A Taste of Oregon...in Japan | The Source Weekly - Bend, Oregon

A Taste of Oregon...in Japan

Tokyo's PDX Taproom offers the Northwest in the Far East

The PDX Taproom (pdxtap.com) is certainly impressive in its dedication to its chosen theme. Cans and bottles from breweries across Oregon line the window-side bar, overlooking what is otherwise a laid-back residential neighborhood. On one side of the bar, a TV plays video of Portland-area hotspots such as Saturday Market, Multnomah Falls, and Deschutes Brewery's Pearl District taproom. There is even a framed piece of the old carpet from Portland International Airport on the wall. However, the real surprise is that PDX Taproom isn't in Portland, or Oregon, or even on this continent. It's in Tokyo, nearly 5,000 miles away from Bend.

"I went to Portland for the first time when I was studying abroad during high school," says Miyuki Hiramatsu, who opened up the cozy bar in the Shibuya district of Japan's capital last fall. "During that time, my host family offered me the first beer I ever had, which happened to be Full Sail's pale ale. It really left an impression on me, in how it tasted and in how beer was such a big thing in general over there. Whenever I went back to Portland on business afterward, it always seemed like beer was such an important part of the culture," she says.

Hiramatsu went on to work for the Japanese division of Portland's Columbia Sportswear for many years, helping to launch several company stores in the nation, but her love for Oregon beer never waned. That much is clear when you visit PDX Taproom, which offers ten taps of nothing but beer from the region—no small feat when you have to import all of it across the Pacific Ocean. Rogue has always had a large presence in Asia, but thanks to new distributors like Sapporo-based Oregon Beer Geeks, offerings from breweries like Laurelwood, Coalition, The Commons, and even Bend's own Worthy and Deschutes are starting to appear in beer bars across Japan.

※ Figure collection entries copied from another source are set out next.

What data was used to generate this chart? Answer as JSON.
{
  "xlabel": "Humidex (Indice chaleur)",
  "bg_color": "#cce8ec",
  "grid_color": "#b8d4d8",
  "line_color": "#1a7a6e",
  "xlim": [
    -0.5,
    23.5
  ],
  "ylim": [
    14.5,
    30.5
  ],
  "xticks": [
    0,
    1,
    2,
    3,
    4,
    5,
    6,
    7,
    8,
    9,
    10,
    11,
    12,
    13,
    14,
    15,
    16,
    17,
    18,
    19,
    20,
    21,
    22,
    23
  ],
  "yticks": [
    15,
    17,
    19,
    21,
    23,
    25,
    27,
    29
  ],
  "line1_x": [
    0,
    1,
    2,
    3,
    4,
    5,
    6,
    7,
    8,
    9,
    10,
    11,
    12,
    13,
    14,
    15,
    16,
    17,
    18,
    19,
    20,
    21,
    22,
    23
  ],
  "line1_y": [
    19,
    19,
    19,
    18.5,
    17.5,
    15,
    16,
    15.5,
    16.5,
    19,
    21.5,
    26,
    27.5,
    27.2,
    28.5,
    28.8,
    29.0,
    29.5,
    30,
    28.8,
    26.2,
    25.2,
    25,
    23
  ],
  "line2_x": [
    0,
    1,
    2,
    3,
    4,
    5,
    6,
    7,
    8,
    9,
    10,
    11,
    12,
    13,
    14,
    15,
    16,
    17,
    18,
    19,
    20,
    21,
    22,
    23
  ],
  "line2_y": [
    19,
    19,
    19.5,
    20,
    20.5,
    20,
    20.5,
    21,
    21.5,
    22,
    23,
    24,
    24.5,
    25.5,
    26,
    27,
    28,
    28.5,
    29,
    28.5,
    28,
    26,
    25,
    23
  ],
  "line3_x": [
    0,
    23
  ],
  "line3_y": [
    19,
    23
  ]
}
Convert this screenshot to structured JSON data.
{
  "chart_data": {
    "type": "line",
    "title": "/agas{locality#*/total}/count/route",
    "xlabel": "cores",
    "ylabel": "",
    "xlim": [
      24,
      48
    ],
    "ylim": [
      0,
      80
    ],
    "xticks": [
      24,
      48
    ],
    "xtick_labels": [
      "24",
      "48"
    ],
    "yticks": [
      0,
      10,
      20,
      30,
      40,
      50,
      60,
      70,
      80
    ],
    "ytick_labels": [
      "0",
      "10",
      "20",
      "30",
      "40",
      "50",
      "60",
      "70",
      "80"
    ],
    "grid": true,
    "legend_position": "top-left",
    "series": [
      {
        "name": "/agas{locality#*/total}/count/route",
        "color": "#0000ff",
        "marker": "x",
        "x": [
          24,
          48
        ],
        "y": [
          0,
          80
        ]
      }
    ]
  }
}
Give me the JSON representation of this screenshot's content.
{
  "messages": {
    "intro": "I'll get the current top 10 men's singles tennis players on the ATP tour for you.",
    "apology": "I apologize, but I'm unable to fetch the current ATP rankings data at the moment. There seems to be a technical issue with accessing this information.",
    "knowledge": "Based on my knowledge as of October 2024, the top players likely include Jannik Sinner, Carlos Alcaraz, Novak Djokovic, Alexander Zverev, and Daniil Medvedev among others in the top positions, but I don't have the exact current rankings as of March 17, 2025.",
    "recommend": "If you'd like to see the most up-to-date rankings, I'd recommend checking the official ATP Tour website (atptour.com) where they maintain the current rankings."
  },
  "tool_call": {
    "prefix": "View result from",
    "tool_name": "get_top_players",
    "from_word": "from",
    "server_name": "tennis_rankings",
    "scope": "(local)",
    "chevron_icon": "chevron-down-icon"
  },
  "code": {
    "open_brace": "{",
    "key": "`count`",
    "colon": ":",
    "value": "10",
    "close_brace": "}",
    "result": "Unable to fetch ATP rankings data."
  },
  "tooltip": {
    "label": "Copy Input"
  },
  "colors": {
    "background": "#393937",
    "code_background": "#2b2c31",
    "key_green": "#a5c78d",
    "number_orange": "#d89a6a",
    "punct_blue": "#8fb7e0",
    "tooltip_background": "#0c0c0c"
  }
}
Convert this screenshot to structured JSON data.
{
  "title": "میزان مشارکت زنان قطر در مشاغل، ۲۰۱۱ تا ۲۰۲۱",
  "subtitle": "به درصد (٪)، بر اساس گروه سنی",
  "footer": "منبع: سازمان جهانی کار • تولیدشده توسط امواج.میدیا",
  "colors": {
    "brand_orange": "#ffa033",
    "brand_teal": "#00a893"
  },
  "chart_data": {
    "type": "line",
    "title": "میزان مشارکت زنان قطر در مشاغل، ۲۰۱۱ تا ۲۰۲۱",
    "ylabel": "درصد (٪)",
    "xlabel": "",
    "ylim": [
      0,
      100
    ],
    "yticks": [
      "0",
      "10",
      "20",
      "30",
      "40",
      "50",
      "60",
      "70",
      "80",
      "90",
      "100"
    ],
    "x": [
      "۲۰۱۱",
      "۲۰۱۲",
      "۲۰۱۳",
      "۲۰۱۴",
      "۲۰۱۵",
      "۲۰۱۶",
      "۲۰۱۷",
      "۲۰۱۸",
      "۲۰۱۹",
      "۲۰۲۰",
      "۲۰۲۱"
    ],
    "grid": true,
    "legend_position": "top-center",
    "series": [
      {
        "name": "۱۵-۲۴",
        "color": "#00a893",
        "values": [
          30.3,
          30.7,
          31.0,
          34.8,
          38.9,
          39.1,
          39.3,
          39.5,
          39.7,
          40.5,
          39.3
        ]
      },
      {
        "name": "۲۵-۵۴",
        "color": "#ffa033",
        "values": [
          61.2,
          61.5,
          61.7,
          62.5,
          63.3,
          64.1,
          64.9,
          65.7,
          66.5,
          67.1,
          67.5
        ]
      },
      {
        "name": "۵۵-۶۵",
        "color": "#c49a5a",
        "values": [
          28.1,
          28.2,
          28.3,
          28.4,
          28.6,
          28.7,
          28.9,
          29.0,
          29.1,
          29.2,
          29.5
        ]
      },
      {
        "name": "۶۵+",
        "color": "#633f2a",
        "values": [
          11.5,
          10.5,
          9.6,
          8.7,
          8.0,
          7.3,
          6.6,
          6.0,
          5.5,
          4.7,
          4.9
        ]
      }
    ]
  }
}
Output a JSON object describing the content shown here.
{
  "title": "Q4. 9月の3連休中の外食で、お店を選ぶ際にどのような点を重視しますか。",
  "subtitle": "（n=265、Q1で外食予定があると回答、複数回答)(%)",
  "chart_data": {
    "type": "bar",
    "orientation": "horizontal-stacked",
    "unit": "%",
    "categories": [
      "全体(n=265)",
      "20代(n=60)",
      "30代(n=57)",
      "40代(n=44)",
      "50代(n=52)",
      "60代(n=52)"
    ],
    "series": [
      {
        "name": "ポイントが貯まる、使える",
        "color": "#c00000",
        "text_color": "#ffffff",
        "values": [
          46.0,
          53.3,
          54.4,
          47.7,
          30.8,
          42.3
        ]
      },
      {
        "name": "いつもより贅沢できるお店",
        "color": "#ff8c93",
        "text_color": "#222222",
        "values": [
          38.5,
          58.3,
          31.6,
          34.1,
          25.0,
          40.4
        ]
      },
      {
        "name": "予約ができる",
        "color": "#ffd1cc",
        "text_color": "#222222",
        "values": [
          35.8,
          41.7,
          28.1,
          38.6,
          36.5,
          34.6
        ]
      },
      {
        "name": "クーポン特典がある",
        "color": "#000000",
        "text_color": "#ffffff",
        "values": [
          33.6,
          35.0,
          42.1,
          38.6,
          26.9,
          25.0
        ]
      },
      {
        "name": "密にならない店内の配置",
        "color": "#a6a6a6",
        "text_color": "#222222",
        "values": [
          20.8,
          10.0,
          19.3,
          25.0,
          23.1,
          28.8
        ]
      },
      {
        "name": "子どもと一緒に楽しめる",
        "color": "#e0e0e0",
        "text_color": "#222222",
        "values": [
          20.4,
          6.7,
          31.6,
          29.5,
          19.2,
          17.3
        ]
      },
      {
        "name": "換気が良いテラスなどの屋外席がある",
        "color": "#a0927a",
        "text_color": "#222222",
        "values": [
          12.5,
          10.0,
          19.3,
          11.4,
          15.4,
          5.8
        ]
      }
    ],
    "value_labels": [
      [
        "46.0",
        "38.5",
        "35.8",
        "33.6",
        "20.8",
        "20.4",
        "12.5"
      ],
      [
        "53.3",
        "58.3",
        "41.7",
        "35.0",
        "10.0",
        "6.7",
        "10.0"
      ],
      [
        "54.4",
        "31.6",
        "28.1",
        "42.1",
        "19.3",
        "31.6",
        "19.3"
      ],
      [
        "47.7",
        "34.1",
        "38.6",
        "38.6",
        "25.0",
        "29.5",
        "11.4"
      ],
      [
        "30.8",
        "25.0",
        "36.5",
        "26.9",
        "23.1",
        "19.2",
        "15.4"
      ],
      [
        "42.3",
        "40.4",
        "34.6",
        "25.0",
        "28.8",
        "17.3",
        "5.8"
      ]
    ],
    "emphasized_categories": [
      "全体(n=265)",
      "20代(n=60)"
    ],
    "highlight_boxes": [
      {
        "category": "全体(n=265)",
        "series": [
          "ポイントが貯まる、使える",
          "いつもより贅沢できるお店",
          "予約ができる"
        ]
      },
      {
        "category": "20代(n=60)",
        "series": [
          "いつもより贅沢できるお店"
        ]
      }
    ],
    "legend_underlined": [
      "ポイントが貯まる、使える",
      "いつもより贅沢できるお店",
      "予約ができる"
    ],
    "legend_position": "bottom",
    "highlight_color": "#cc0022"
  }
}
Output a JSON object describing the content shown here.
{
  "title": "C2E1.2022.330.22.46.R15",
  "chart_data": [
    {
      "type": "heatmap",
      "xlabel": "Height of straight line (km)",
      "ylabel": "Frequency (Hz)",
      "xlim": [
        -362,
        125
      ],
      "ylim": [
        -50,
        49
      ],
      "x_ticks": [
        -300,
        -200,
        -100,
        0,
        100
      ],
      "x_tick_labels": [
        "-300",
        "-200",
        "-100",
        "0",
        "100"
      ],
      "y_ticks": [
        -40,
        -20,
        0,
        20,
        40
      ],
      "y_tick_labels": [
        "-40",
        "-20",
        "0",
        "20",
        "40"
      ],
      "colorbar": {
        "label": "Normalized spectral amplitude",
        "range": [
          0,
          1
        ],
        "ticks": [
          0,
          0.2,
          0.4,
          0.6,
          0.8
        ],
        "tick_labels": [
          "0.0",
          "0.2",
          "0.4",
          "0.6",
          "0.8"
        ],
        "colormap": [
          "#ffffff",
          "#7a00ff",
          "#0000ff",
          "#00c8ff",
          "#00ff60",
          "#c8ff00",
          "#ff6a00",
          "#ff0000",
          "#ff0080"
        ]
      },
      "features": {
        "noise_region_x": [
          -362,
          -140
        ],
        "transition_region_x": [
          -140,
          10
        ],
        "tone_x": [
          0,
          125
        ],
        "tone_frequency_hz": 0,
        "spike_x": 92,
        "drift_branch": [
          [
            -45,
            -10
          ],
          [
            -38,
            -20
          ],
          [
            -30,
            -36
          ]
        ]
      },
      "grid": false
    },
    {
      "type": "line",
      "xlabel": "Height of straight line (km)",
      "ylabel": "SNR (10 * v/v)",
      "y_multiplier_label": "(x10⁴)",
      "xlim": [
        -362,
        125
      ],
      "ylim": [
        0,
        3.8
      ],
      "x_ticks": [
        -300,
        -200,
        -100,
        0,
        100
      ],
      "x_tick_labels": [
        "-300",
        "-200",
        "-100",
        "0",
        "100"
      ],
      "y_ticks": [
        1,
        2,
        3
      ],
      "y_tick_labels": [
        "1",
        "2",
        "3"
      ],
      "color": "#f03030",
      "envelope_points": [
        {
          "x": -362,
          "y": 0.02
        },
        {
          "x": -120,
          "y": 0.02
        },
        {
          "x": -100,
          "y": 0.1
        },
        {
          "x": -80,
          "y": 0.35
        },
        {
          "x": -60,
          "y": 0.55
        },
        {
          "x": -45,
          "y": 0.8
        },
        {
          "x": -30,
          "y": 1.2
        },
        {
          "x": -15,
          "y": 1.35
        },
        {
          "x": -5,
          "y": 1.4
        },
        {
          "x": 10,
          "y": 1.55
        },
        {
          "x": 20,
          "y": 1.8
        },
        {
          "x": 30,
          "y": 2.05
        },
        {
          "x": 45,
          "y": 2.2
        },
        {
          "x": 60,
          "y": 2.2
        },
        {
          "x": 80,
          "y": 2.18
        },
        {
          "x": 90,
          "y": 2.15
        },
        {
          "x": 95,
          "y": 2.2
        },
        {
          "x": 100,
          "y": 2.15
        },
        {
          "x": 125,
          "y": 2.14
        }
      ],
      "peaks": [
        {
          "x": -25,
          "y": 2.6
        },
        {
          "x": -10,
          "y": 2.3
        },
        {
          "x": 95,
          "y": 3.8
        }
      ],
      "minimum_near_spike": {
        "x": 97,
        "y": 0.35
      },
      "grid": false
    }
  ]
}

Beer is just part of the package at PDX Taproom, as Hiramatsu explains over a 700-yen glass of Breakside IPA ($5.60 in U.S. dollars). "I've tried to make this an open and inviting kind of place, not like your typical bar," she says. "A lot of the clientele here are people from overseas or those who've visited Oregon before, but Portland is starting to be well known here as a hip place for food and fashion. Beer is part of the lifestyle there, and so through this taproom, I want to offer both good beer and a taste of the Oregon experience."